While the documentation was wrong, here the actual problem is that the argument range reduction for trigonometric functions can generate very big errors.
The original cause is a bad tradition inherited from the 19th century and taught until today in schools, to measure the plane angles in radians. Because the period of the trigonometric functions is a transcendental number when the angles are measured in radians, it is unavoidable to have rounding errors during argument range reduction, which can be very big for certain values.

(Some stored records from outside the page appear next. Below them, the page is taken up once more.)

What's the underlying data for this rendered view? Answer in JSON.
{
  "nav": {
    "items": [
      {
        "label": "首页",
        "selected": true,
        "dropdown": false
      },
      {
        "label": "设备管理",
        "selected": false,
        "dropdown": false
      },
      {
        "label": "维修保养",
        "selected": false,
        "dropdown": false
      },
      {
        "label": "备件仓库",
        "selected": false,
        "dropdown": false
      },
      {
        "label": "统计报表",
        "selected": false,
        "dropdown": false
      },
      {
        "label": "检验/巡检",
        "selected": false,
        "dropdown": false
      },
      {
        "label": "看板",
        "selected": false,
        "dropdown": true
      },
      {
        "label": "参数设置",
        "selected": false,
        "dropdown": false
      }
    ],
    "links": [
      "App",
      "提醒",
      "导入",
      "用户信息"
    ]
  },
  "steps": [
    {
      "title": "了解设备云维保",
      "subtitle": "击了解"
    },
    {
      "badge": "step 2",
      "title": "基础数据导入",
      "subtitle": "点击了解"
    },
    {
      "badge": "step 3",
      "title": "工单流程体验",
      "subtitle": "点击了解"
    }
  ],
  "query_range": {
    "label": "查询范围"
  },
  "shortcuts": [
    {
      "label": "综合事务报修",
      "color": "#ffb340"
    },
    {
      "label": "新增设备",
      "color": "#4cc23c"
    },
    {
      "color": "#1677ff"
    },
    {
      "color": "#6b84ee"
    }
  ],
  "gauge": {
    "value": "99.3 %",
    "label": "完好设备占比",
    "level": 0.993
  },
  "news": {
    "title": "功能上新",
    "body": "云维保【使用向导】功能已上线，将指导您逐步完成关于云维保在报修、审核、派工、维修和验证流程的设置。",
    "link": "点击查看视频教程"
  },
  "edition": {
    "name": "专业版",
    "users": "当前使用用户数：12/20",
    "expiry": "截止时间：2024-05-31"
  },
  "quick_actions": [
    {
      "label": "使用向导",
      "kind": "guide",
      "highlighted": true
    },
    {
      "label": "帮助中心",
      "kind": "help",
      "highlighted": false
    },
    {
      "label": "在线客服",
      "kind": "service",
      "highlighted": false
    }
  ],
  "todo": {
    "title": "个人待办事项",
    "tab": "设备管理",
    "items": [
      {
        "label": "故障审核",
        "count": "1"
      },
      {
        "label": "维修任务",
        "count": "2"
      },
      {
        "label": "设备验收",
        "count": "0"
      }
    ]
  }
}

A couple of centuries ago, the use of radians was preferred by mathematicians and physicists, because they were concerned mostly with symbolic computations with pen and paper. For symbolic computations, the use of radians makes the proportionality constants in the formulae for the derivatives and primitives of the trigonometric functions equal to 1, simplifying this use case.
When the 19th century scientists reached the stage of the solution of a problem where numeric computations must be done, they abandoned the use of radians, as they are much too cumbersome, and they switched to the use of sexagesimal degrees for measuring the angles, and then they did the computations using printed tables for the trigonometric and logarithmic functions.
Unfortunately, when the first mathematical libraries were created for automatic computers, e.g. for FORTRAN and ALGOL, the people who submitted jobs to computers were used from the school days to use formulae with trigonometric functions that have their arguments measured in radians, so this is how the functions SIN, COS and the like have been standardized in most programming languages.
However, this choice is very wrong, because it removes a multiplication with a constant from the very rare cases when derivatives or primitives are computed by moving the multiplication with that constant into each function evaluation, which happens much more often. Even worse is that this introduces rounding errors in a large part of the function evaluations and some times, as explained in the parent article, these errors are very big.
The correct alternative is to measure the plane angles in cycles, not in radians. (A cycle is 2Pi radians.)
In this variant, all argument range reductions are fast and exact, without any rounding errors. The 2Pi constant is moved into the derivative and primitive formulae, but those are computed much more rarely, and even where they exist the constant multiplication can almost always be computed at compile-time, as you have mentioned, because the function whose derivative or primitive is needed almost always has an argument that is the product of time with frequency or of length with wavenumber.